冷たいものは頬を伝う速度と量を増していく。


「ウル?」

「はい、何でしょう。なんなりと願い事をどうぞ」

 にっ、と笑ってウルは時雨の顔をのぞき込んだ。

「とりあえず突っ立ってたら濡れるよ。また雨宿りだね」

 そういうウルを時雨はギュッと抱きしめた。

 再び降ってきた雨など気にすることもなくお互い嬉しそうにしてそのままの状態でいた。


  〇 〇 〇 〇 〇 〇 〇 〇  


 ねえ、ウル。

 あなたはなんて私の心を温かくしてくれるんだろうね。

 だって雨って体を冷やしちゃうものでしょ?

 なのにあなたはこんなにも私を温めてくれる。

 私の気持ちに潤いと慈愛と喜びを与えてくれる。


 ……。

 ああ、そっか。

 "恵みの雨"だったね。

 あなたはたくさんの生き物たちに色んなものを与えてくれているんだね。

 楽しくなれたワケ分かった気がするよ。

 あなたの存在は生命(いのち)そのものだから。

 儚くて、でも力強くて元気一杯に輝いてるんだね。

 だから、きっと…。


  〇 〇 〇 〇 〇 〇 〇 〇  


「…時雨ちゃん?時雨ちゃん!」

 時雨は呼びかけに気付かないほどに考え込んでいたらしかった。

 自分の世界に入り込んでいたのをウルに引き戻される形となった。

「あ…」

「どうしたの?大丈夫?」



 ……クスクス…ふふふふ…


 気遣うウルが妙にかわいらしくて時雨はつい笑い出してしまった。


 何がどうなってるのか訳が分からず、呆然としていたウルはすぐに我に返った。

「もう!何なのさ!」

 そんなウルをからかうように時雨はお茶を濁した。


「やっと名前で呼んでくれたね」

「え?な…」

 赤くなってオロオロし始める辺り精霊の癖にやけに人間臭くて余計に笑えてくる。


 アハハハ…フフフ…ハハハハハハハ…


 ひいひい言いながら腹をよじらせ抱えて笑う時雨の様子がおかしくてウルもその内釣られて笑い出した。

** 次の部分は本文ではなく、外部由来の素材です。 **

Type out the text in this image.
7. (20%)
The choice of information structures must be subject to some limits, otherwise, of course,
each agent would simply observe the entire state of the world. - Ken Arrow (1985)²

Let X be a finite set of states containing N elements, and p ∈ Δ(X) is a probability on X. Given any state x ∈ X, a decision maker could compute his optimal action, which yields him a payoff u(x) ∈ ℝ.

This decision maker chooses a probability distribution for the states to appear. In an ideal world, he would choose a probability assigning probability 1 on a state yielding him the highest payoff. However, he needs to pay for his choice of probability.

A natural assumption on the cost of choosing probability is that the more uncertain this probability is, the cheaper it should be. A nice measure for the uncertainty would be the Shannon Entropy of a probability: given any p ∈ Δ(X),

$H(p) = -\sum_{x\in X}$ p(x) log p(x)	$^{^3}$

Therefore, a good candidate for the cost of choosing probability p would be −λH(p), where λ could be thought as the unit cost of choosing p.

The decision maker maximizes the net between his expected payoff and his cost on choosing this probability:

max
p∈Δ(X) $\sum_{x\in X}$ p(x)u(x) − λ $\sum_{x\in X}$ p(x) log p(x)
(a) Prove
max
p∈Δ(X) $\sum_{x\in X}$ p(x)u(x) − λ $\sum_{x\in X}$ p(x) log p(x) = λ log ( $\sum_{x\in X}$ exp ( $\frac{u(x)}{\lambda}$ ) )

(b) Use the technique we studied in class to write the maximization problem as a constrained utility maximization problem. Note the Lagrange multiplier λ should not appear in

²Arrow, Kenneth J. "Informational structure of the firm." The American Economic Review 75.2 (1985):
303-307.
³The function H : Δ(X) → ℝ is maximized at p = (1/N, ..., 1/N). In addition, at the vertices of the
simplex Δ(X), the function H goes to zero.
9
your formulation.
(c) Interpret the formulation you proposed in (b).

 長いこと笑い続けるその様子はカップルの様にも仲のよい兄弟の様にも見えた。

 二人ともそれくらい、いい顔をしていた。



 腹が痛くて笑うのを止めてから二人は再び木の下に入った。


「これはサービスだよ」

 そう言ってウルは"魔法"を使って服を乾かしてくれた。

 一瞬で乾くようなことはなかったけれどそれなりに早く乾いてくれたので風邪の心配はなさそうだった。


「ありがと、ウル」

 ほとんど不意にほっぺたにキスするとウルはまた真っ赤になってちょっとつっけんどんな態度を取るのがまた人間臭くて、時雨は笑った。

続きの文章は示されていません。